The central issue here is not: What should Harvard/Williams select for? (I expect that Hsu and I would see eye-to-eye on that.) The issue is: What do Harvard/Williams select for? I am trying to explain that Harvard/Williams do not care nearly as much about “extracurricular” activities — at least things like “the arts, charity, activism, travel” — as Pinker/Rasmusen/Hsu think they do. The data demonstrate this because there is no way for Harvard to have such extreme SAT scores and, simultaneously, place much/any emphasis on these other factors. If it did, then, almost by definition, the SAT score distribution would be shifted lower.

To be concrete: Harvard admitted 2,000 high school students out of the 35,000 who applied last year. Imagine that we kept fixed the things that I say matter (academic merit, race, wealth and recruited athlete status) and randomize the things that Pinker/Hsu think matter (arts, charity, activism, travel). That is, Applicant X keeps the attributes that I assert Harvard cares about but then is randomly assigned the extracurricular activities of some other applicant. How different would the admissions decisions be?

Almost indistinguishable! Harvard would let is at least 1,500, and probably more like 1,900 of the 2,000 students it did, in fact, admit even if they were assigned a random set of extracurricular activities from among the pool of applicants, and for all the reasons that I gave in my previous post. These facts turn Pinker’s claim on its head. It is not 5% of the class that is selected on the basis of academic merit.
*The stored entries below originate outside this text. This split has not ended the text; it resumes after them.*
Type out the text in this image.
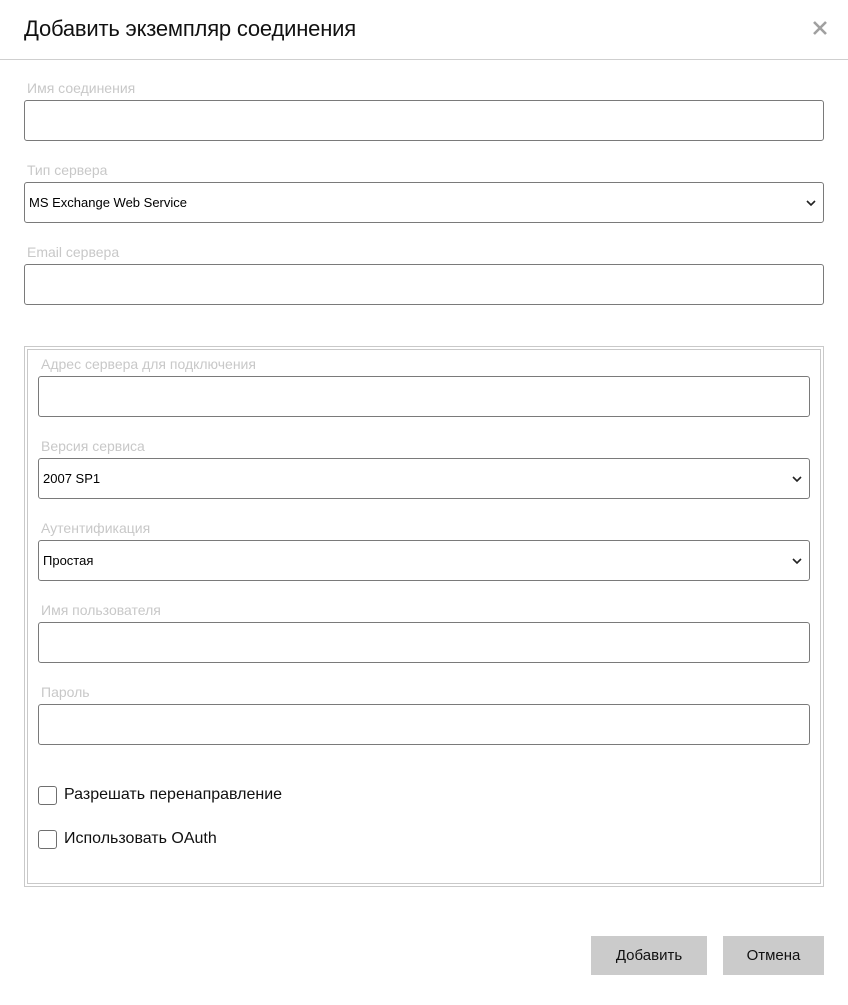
Добавить экземпляр соединения
Имя соединения
Тип сервера
MS Exchange Web Service
Email сервера
Адрес сервера для подключения
Версия сервиса
2007 SP1
Аутентификация
Простая
Имя пользователя
Пароль
Разрешать перенаправление
Использовать OAuth
Добавить	Отмена
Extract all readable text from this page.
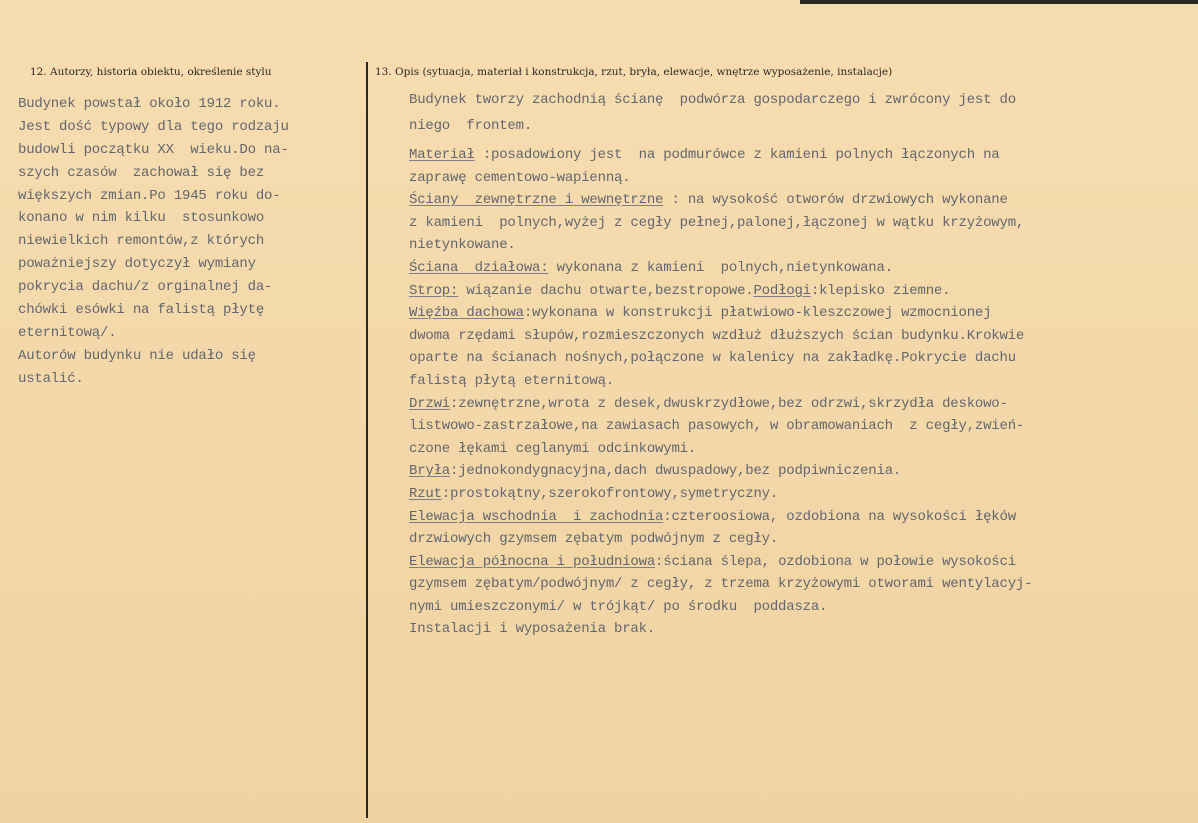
12. Autorzy, historia obiektu, określenie stylu	13. Opis (sytuacja, materiał i konstrukcja, rzut, bryła, elewacje, wnętrze wyposażenie, instalacje)
Budynek powstał około 1912 roku.
Jest dość typowy dla tego rodzaju
budowli początku XX  wieku.Do na-
szych czasów  zachował się bez
większych zmian.Po 1945 roku do-
konano w nim kilku  stosunkowo
niewielkich remontów,z których
poważniejszy dotyczył wymiany
pokrycia dachu/z orginalnej da-
chówki esówki na falistą płytę
eternitową/.
Autorów budynku nie udało się
ustalić.
Budynek tworzy zachodnią ścianę  podwórza gospodarczego i zwrócony jest do
niego  frontem.
Materiał :posadowiony jest  na podmurówce z kamieni polnych łączonych na
zaprawę cementowo-wapienną.
Ściany  zewnętrzne i wewnętrzne : na wysokość otworów drzwiowych wykonane
z kamieni  polnych,wyżej z cegły pełnej,palonej,łączonej w wątku krzyżowym,
nietynkowane.
Ściana  działowa: wykonana z kamieni  polnych,nietynkowana.
Strop: wiązanie dachu otwarte,bezstropowe.Podłogi:klepisko ziemne.
Więźba dachowa:wykonana w konstrukcji płatwiowo-kleszczowej wzmocnionej
dwoma rzędami słupów,rozmieszczonych wzdłuż dłuższych ścian budynku.Krokwie
oparte na ścianach nośnych,połączone w kalenicy na zakładkę.Pokrycie dachu
falistą płytą eternitową.
Drzwi:zewnętrzne,wrota z desek,dwuskrzydłowe,bez odrzwi,skrzydła deskowo-
listwowo-zastrzałowe,na zawiasach pasowych, w obramowaniach  z cegły,zwień-
czone łękami ceglanymi odcinkowymi.
Bryła:jednokondygnacyjna,dach dwuspadowy,bez podpiwniczenia.
Rzut:prostokątny,szerokofrontowy,symetryczny.
Elewacja wschodnia  i zachodnia:czteroosiowa, ozdobiona na wysokości łęków
drzwiowych gzymsem zębatym podwójnym z cegły.
Elewacja północna i południowa:ściana ślepa, ozdobiona w połowie wysokości
gzymsem zębatym/podwójnym/ z cegły, z trzema krzyżowymi otworami wentylacyj-
nymi umieszczonymi/ w trójkąt/ po środku  poddasza.
Instalacji i wyposażenia brak.
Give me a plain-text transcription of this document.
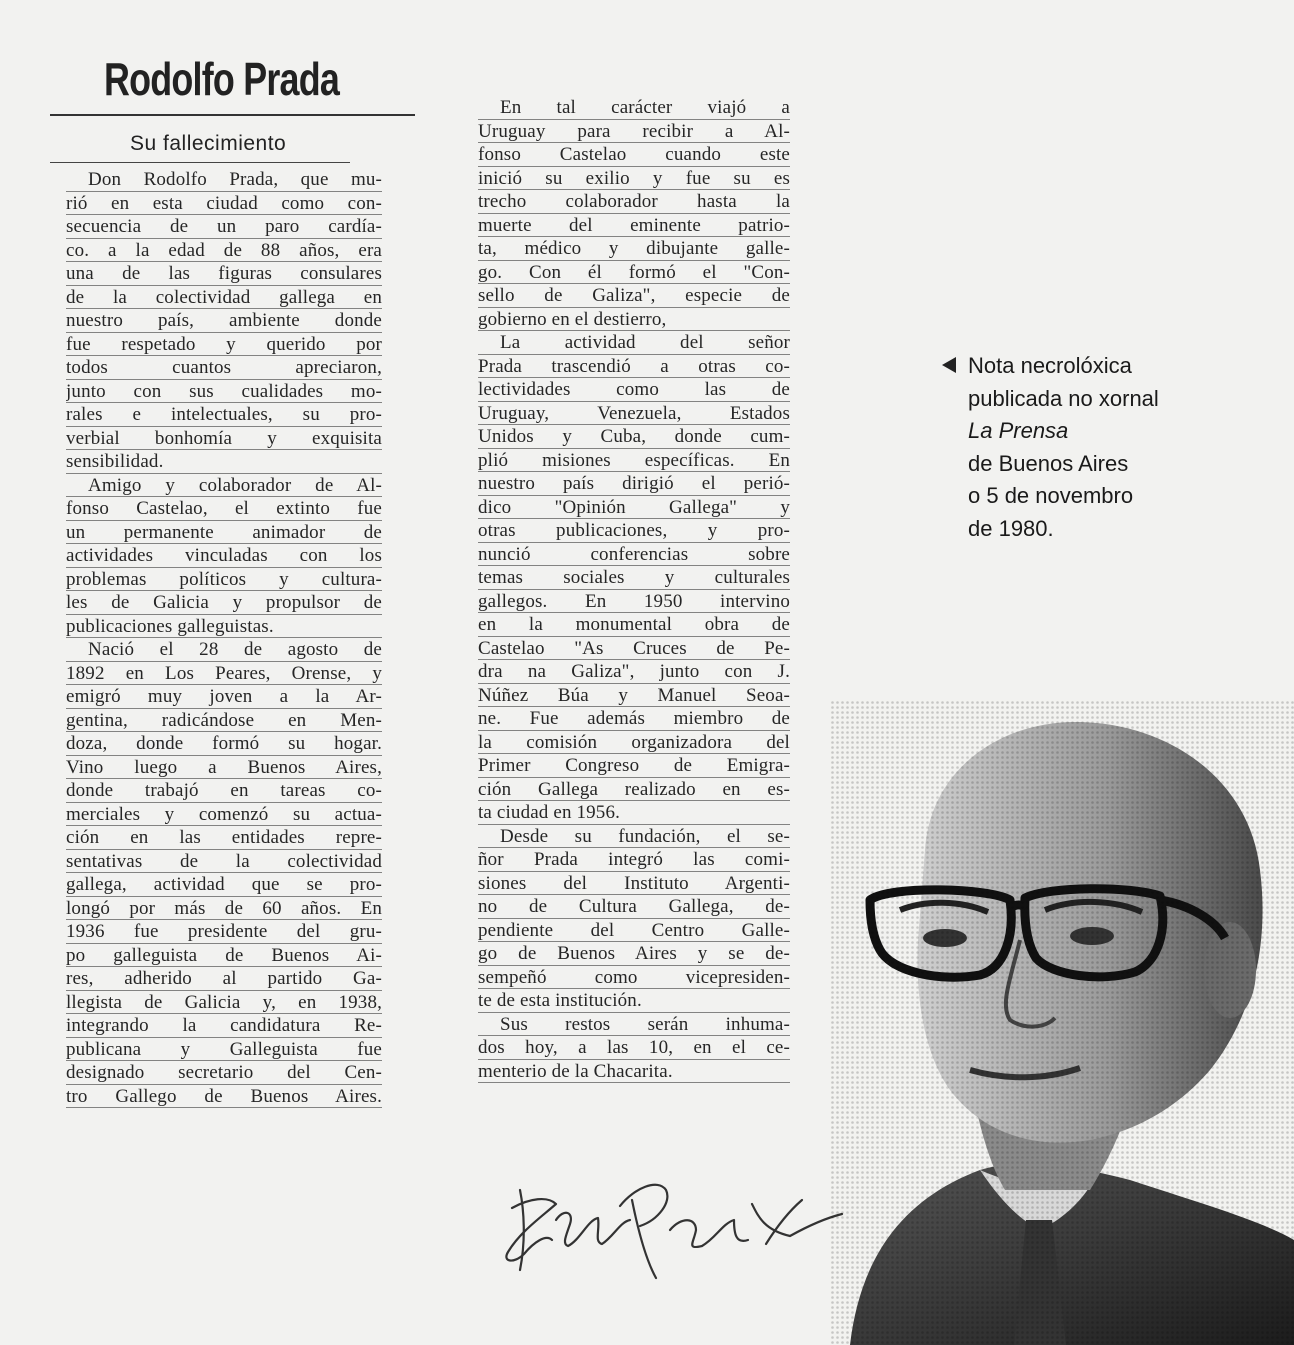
Rodolfo Prada
Su fallecimiento
Don Rodolfo Prada, que mu-
rió en esta ciudad como con-
secuencia de un paro cardía-
co. a la edad de 88 años, era
una de las figuras consulares
de la colectividad gallega en
nuestro país, ambiente donde
fue respetado y querido por
todos cuantos apreciaron,
junto con sus cualidades mo-
rales e intelectuales, su pro-
verbial bonhomía y exquisita
sensibilidad.
Amigo y colaborador de Al-
fonso Castelao, el extinto fue
un permanente animador de
actividades vinculadas con los
problemas políticos y cultura-
les de Galicia y propulsor de
publicaciones galleguistas.
Nació el 28 de agosto de
1892 en Los Peares, Orense, y
emigró muy joven a la Ar-
gentina, radicándose en Men-
doza, donde formó su hogar.
Vino luego a Buenos Aires,
donde trabajó en tareas co-
merciales y comenzó su actua-
ción en las entidades repre-
sentativas de la colectividad
gallega, actividad que se pro-
longó por más de 60 años. En
1936 fue presidente del gru-
po galleguista de Buenos Ai-
res, adherido al partido Ga-
llegista de Galicia y, en 1938,
integrando la candidatura Re-
publicana y Galleguista fue
designado secretario del Cen-
tro Gallego de Buenos Aires.
En tal carácter viajó a
Uruguay para recibir a Al-
fonso Castelao cuando este
inició su exilio y fue su es
trecho colaborador hasta la
muerte del eminente patrio-
ta, médico y dibujante galle-
go. Con él formó el "Con-
sello de Galiza", especie de
gobierno en el destierro,
La actividad del señor
Prada trascendió a otras co-
lectividades como las de
Uruguay, Venezuela, Estados
Unidos y Cuba, donde cum-
plió misiones específicas. En
nuestro país dirigió el perió-
dico "Opinión Gallega" y
otras publicaciones, y pro-
nunció conferencias sobre
temas sociales y culturales
gallegos. En 1950 intervino
en la monumental obra de
Castelao "As Cruces de Pe-
dra na Galiza", junto con J.
Núñez Búa y Manuel Seoa-
ne. Fue además miembro de
la comisión organizadora del
Primer Congreso de Emigra-
ción Gallega realizado en es-
ta ciudad en 1956.
Desde su fundación, el se-
ñor Prada integró las comi-
siones del Instituto Argenti-
no de Cultura Gallega, de-
pendiente del Centro Galle-
go de Buenos Aires y se de-
sempeñó como vicepresiden-
te de esta institución.
Sus restos serán inhuma-
dos hoy, a las 10, en el ce-
menterio de la Chacarita.
Nota necrolóxica
publicada no xornal
La Prensa
de Buenos Aires
o 5 de novembro
de 1980.
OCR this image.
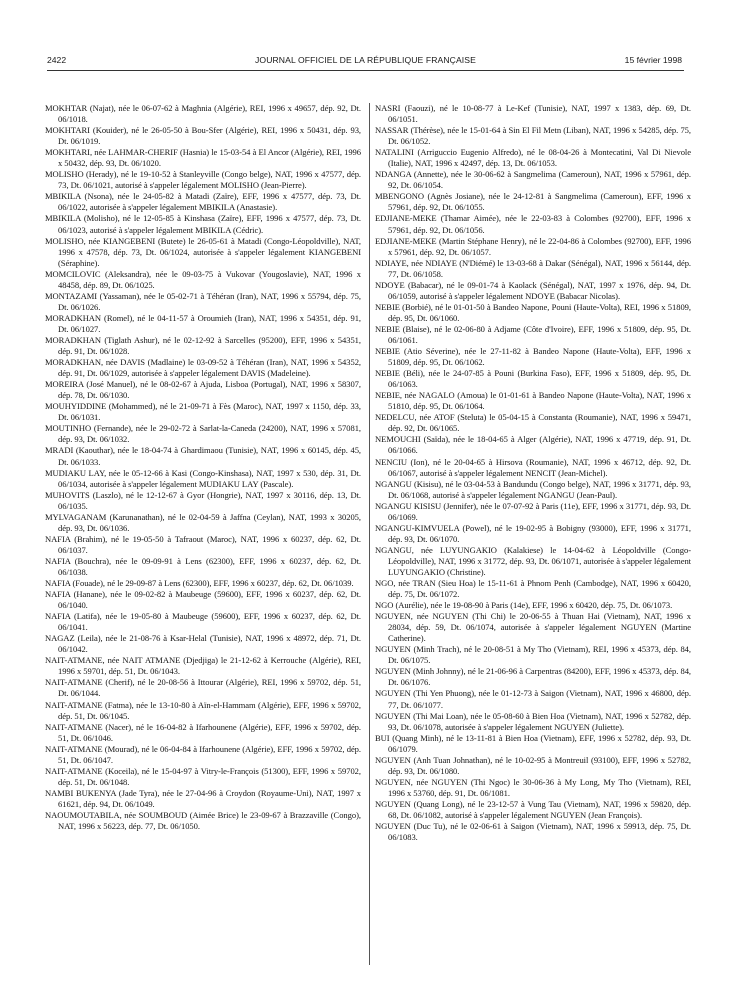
2422	JOURNAL OFFICIEL DE LA RÉPUBLIQUE FRANÇAISE	15 février 1998

MOKHTAR (Najat), née le 06-07-62 à Maghnia (Algérie), REI, 1996 x 49657, dép. 92, Dt. 06/1018.

MOKHTARI (Kouider), né le 26-05-50 à Bou-Sfer (Algérie), REI, 1996 x 50431, dép. 93, Dt. 06/1019.

MOKHTARI, née LAHMAR-CHERIF (Hasnia) le 15-03-54 à El Ancor (Algérie), REI, 1996 x 50432, dép. 93, Dt. 06/1020.

MOLISHO (Herady), né le 19-10-52 à Stanleyville (Congo belge), NAT, 1996 x 47577, dép. 73, Dt. 06/1021, autorisé à s'appeler légalement MOLISHO (Jean-Pierre).

MBIKILA (Nsona), née le 24-05-82 à Matadi (Zaïre), EFF, 1996 x 47577, dép. 73, Dt. 06/1022, autorisée à s'appeler légalement MBIKILA (Anastasie).

MBIKILA (Molisho), né le 12-05-85 à Kinshasa (Zaïre), EFF, 1996 x 47577, dép. 73, Dt. 06/1023, autorisé à s'appeler légalement MBIKILA (Cédric).

MOLISHO, née KIANGEBENI (Butete) le 26-05-61 à Matadi (Congo-Léopoldville), NAT, 1996 x 47578, dép. 73, Dt. 06/1024, autorisée à s'appeler légalement KIANGEBENI (Séraphine).

MOMCILOVIC (Aleksandra), née le 09-03-75 à Vukovar (Yougoslavie), NAT, 1996 x 48458, dép. 89, Dt. 06/1025.

MONTAZAMI (Yassaman), née le 05-02-71 à Téhéran (Iran), NAT, 1996 x 55794, dép. 75, Dt. 06/1026.

MORADKHAN (Romel), né le 04-11-57 à Oroumieh (Iran), NAT, 1996 x 54351, dép. 91, Dt. 06/1027.

MORADKHAN (Tiglath Ashur), né le 02-12-92 à Sarcelles (95200), EFF, 1996 x 54351, dép. 91, Dt. 06/1028.

MORADKHAN, née DAVIS (Madlaine) le 03-09-52 à Téhéran (Iran), NAT, 1996 x 54352, dép. 91, Dt. 06/1029, autorisée à s'appeler légalement DAVIS (Madeleine).

MOREIRA (José Manuel), né le 08-02-67 à Ajuda, Lisboa (Portugal), NAT, 1996 x 58307, dép. 78, Dt. 06/1030.

MOUHYIDDINE (Mohammed), né le 21-09-71 à Fès (Maroc), NAT, 1997 x 1150, dép. 33, Dt. 06/1031.

MOUTINHO (Fernande), née le 29-02-72 à Sarlat-la-Caneda (24200), NAT, 1996 x 57081, dép. 93, Dt. 06/1032.

MRADI (Kaouthar), née le 18-04-74 à Ghardimaou (Tunisie), NAT, 1996 x 60145, dép. 45, Dt. 06/1033.

MUDIAKU LAY, née le 05-12-66 à Kasi (Congo-Kinshasa), NAT, 1997 x 530, dép. 31, Dt. 06/1034, autorisée à s'appeler légalement MUDIAKU LAY (Pascale).

MUHOVITS (Laszlo), né le 12-12-67 à Gyor (Hongrie), NAT, 1997 x 30116, dép. 13, Dt. 06/1035.

MYLVAGANAM (Karunanathan), né le 02-04-59 à Jaffna (Ceylan), NAT, 1993 x 30205, dép. 93, Dt. 06/1036.

NAFIA (Brahim), né le 19-05-50 à Tafraout (Maroc), NAT, 1996 x 60237, dép. 62, Dt. 06/1037.

NAFIA (Bouchra), née le 09-09-91 à Lens (62300), EFF, 1996 x 60237, dép. 62, Dt. 06/1038.

NAFIA (Fouade), né le 29-09-87 à Lens (62300), EFF, 1996 x 60237, dép. 62, Dt. 06/1039.

NAFIA (Hanane), née le 09-02-82 à Maubeuge (59600), EFF, 1996 x 60237, dép. 62, Dt. 06/1040.

NAFIA (Latifa), née le 19-05-80 à Maubeuge (59600), EFF, 1996 x 60237, dép. 62, Dt. 06/1041.

NAGAZ (Leila), née le 21-08-76 à Ksar-Helal (Tunisie), NAT, 1996 x 48972, dép. 71, Dt. 06/1042.

NAIT-ATMANE, née NAIT ATMANE (Djedjiga) le 21-12-62 à Kerrouche (Algérie), REI, 1996 x 59701, dép. 51, Dt. 06/1043.

NAIT-ATMANE (Cherif), né le 20-08-56 à Ittourar (Algérie), REI, 1996 x 59702, dép. 51, Dt. 06/1044.

NAIT-ATMANE (Fatma), née le 13-10-80 à Aïn-el-Hammam (Algérie), EFF, 1996 x 59702, dép. 51, Dt. 06/1045.

NAIT-ATMANE (Nacer), né le 16-04-82 à Ifarhounene (Algérie), EFF, 1996 x 59702, dép. 51, Dt. 06/1046.

NAIT-ATMANE (Mourad), né le 06-04-84 à Ifarhounene (Algérie), EFF, 1996 x 59702, dép. 51, Dt. 06/1047.

NAIT-ATMANE (Koceila), né le 15-04-97 à Vitry-le-François (51300), EFF, 1996 x 59702, dép. 51, Dt. 06/1048.

NAMBI BUKENYA (Jade Tyra), née le 27-04-96 à Croydon (Royaume-Uni), NAT, 1997 x 61621, dép. 94, Dt. 06/1049.

NAOUMOUTABILA, née SOUMBOUD (Aimée Brice) le 23-09-67 à Brazzaville (Congo), NAT, 1996 x 56223, dép. 77, Dt. 06/1050.

NASRI (Faouzi), né le 10-08-77 à Le-Kef (Tunisie), NAT, 1997 x 1383, dép. 69, Dt. 06/1051.

NASSAR (Thérèse), née le 15-01-64 à Sin El Fil Metn (Liban), NAT, 1996 x 54285, dép. 75, Dt. 06/1052.

NATALINI (Arriguccio Eugenio Alfredo), né le 08-04-26 à Montecatini, Val Di Nievole (Italie), NAT, 1996 x 42497, dép. 13, Dt. 06/1053.

NDANGA (Annette), née le 30-06-62 à Sangmelima (Cameroun), NAT, 1996 x 57961, dép. 92, Dt. 06/1054.

MBENGONO (Agnès Josiane), née le 24-12-81 à Sangmelima (Cameroun), EFF, 1996 x 57961, dép. 92, Dt. 06/1055.

EDJIANE-MEKE (Thamar Aimée), née le 22-03-83 à Colombes (92700), EFF, 1996 x 57961, dép. 92, Dt. 06/1056.

EDJIANE-MEKE (Martin Stéphane Henry), né le 22-04-86 à Colombes (92700), EFF, 1996 x 57961, dép. 92, Dt. 06/1057.

NDIAYE, née NDIAYE (N'Diémé) le 13-03-68 à Dakar (Sénégal), NAT, 1996 x 56144, dép. 77, Dt. 06/1058.

NDOYE (Babacar), né le 09-01-74 à Kaolack (Sénégal), NAT, 1997 x 1976, dép. 94, Dt. 06/1059, autorisé à s'appeler légalement NDOYE (Babacar Nicolas).

NEBIE (Borbié), né le 01-01-50 à Bandeo Napone, Pouni (Haute-Volta), REI, 1996 x 51809, dép. 95, Dt. 06/1060.

NEBIE (Blaise), né le 02-06-80 à Adjame (Côte d'Ivoire), EFF, 1996 x 51809, dép. 95, Dt. 06/1061.

NEBIE (Atio Séverine), née le 27-11-82 à Bandeo Napone (Haute-Volta), EFF, 1996 x 51809, dép. 95, Dt. 06/1062.

NEBIE (Béli), née le 24-07-85 à Pouni (Burkina Faso), EFF, 1996 x 51809, dép. 95, Dt. 06/1063.

NEBIE, née NAGALO (Amoua) le 01-01-61 à Bandeo Napone (Haute-Volta), NAT, 1996 x 51810, dép. 95, Dt. 06/1064.

NEDELCU, née ATOF (Steluta) le 05-04-15 à Constanta (Roumanie), NAT, 1996 x 59471, dép. 92, Dt. 06/1065.

NEMOUCHI (Saïda), née le 18-04-65 à Alger (Algérie), NAT, 1996 x 47719, dép. 91, Dt. 06/1066.

NENCIU (Ion), né le 20-04-65 à Hirsova (Roumanie), NAT, 1996 x 46712, dép. 92, Dt. 06/1067, autorisé à s'appeler légalement NENCIT (Jean-Michel).

NGANGU (Kisisu), né le 03-04-53 à Bandundu (Congo belge), NAT, 1996 x 31771, dép. 93, Dt. 06/1068, autorisé à s'appeler légalement NGANGU (Jean-Paul).

NGANGU KISISU (Jennifer), née le 07-07-92 à Paris (11e), EFF, 1996 x 31771, dép. 93, Dt. 06/1069.

NGANGU-KIMVUELA (Powel), né le 19-02-95 à Bobigny (93000), EFF, 1996 x 31771, dép. 93, Dt. 06/1070.

NGANGU, née LUYUNGAKIO (Kalakiese) le 14-04-62 à Léopoldville (Congo-Léopoldville), NAT, 1996 x 31772, dép. 93, Dt. 06/1071, autorisée à s'appeler légalement LUYUNGAKIO (Christine).

NGO, née TRAN (Sieu Hoa) le 15-11-61 à Phnom Penh (Cambodge), NAT, 1996 x 60420, dép. 75, Dt. 06/1072.

NGO (Aurélie), née le 19-08-90 à Paris (14e), EFF, 1996 x 60420, dép. 75, Dt. 06/1073.

NGUYEN, née NGUYEN (Thi Chi) le 20-06-55 à Thuan Hai (Vietnam), NAT, 1996 x 28034, dép. 59, Dt. 06/1074, autorisée à s'appeler légalement NGUYEN (Martine Catherine).

NGUYEN (Minh Trach), né le 20-08-51 à My Tho (Vietnam), REI, 1996 x 45373, dép. 84, Dt. 06/1075.

NGUYEN (Minh Johnny), né le 21-06-96 à Carpentras (84200), EFF, 1996 x 45373, dép. 84, Dt. 06/1076.

NGUYEN (Thi Yen Phuong), née le 01-12-73 à Saigon (Vietnam), NAT, 1996 x 46800, dép. 77, Dt. 06/1077.

NGUYEN (Thi Mai Loan), née le 05-08-60 à Bien Hoa (Vietnam), NAT, 1996 x 52782, dép. 93, Dt. 06/1078, autorisée à s'appeler légalement NGUYEN (Juliette).

BUI (Quang Minh), né le 13-11-81 à Bien Hoa (Vietnam), EFF, 1996 x 52782, dép. 93, Dt. 06/1079.

NGUYEN (Anh Tuan Johnathan), né le 10-02-95 à Montreuil (93100), EFF, 1996 x 52782, dép. 93, Dt. 06/1080.

NGUYEN, née NGUYEN (Thi Ngoc) le 30-06-36 à My Long, My Tho (Vietnam), REI, 1996 x 53760, dép. 91, Dt. 06/1081.

NGUYEN (Quang Long), né le 23-12-57 à Vung Tau (Vietnam), NAT, 1996 x 59820, dép. 68, Dt. 06/1082, autorisé à s'appeler légalement NGUYEN (Jean François).

NGUYEN (Duc Tu), né le 02-06-61 à Saigon (Vietnam), NAT, 1996 x 59913, dép. 75, Dt. 06/1083.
It is 5% that is selected on something other than academic merit, once we control for race/wealth/athletics.

Again, if Pinker had just said that race/wealth/athletics play a big role, and stopped there, I would have no complaint. They do! But Pinker misleads his readers, and people like Hsu/Rasmussen with his talk of “arts, charity, activism, travel.” That stuff plays no material role. In fact, one reason Harvard likes to act like those things matter is so that it can hide the big influence of race/wealth/athletics behind a patina of “We care about great violin players too!”

How to convince Pinker/Hsu/Rasmusen of this fact? Consider Caltech. Hsu suggests (and I agree) that Caltech bases its admissions standards almost completely on “academic merit.” Consider the 75th percentile of its score distribution (pdf):


Now Harvard (pdf):


At 75th percentile of the SAT/ACT, Caltech (800/800/790 and 35/36/35) is indistinguishable from Harvard (790/800/790 and 35/35/35). If we assume that Caltech admits on the basis of “academic merit” (it does!), then it must be the case that Harvard uses, more or less, the same criteria (at least for 25% of its class), otherwise, it would not have the same extreme distribution of scores. (And even the tiny advantage to Caltech is probably explained by Harvard putting more emphasis on the high grades portion of academic merit than Caltech does, not on the (imaginary!) extra bump that Harvard gives to excellent sculptors who score 2390 over average sculptors who score 2400.)

Now, obviously, below the 75th percentile, things change. But that is not because Harvard cares about the arts, it is because Harvard cares about race/wealth/athletics. Key statistics:

Black students: Harvard (7.0%) and Caltech (1.6%)
Pell Grant Eligible students: Harvard (17%) and Caltech (11%)
Division 1a caliber athletes: Harvard (12%) and Caltech (<1% ?)

I lack the energy/data to go through the argument that these factors alone explain the differences in the 25th percentile but they almost certainly do. But, before going further, can we at least agree that I have demonstrated that, at least for 25% of the class, Harvard is at least as focused on “academic merit” as Caltech is? In other words, Pinker’s estimate of 5% or 10% is off by at least a factor of 2.5 to 5. Once we agree on that, we can move on to other portions of the score distribution.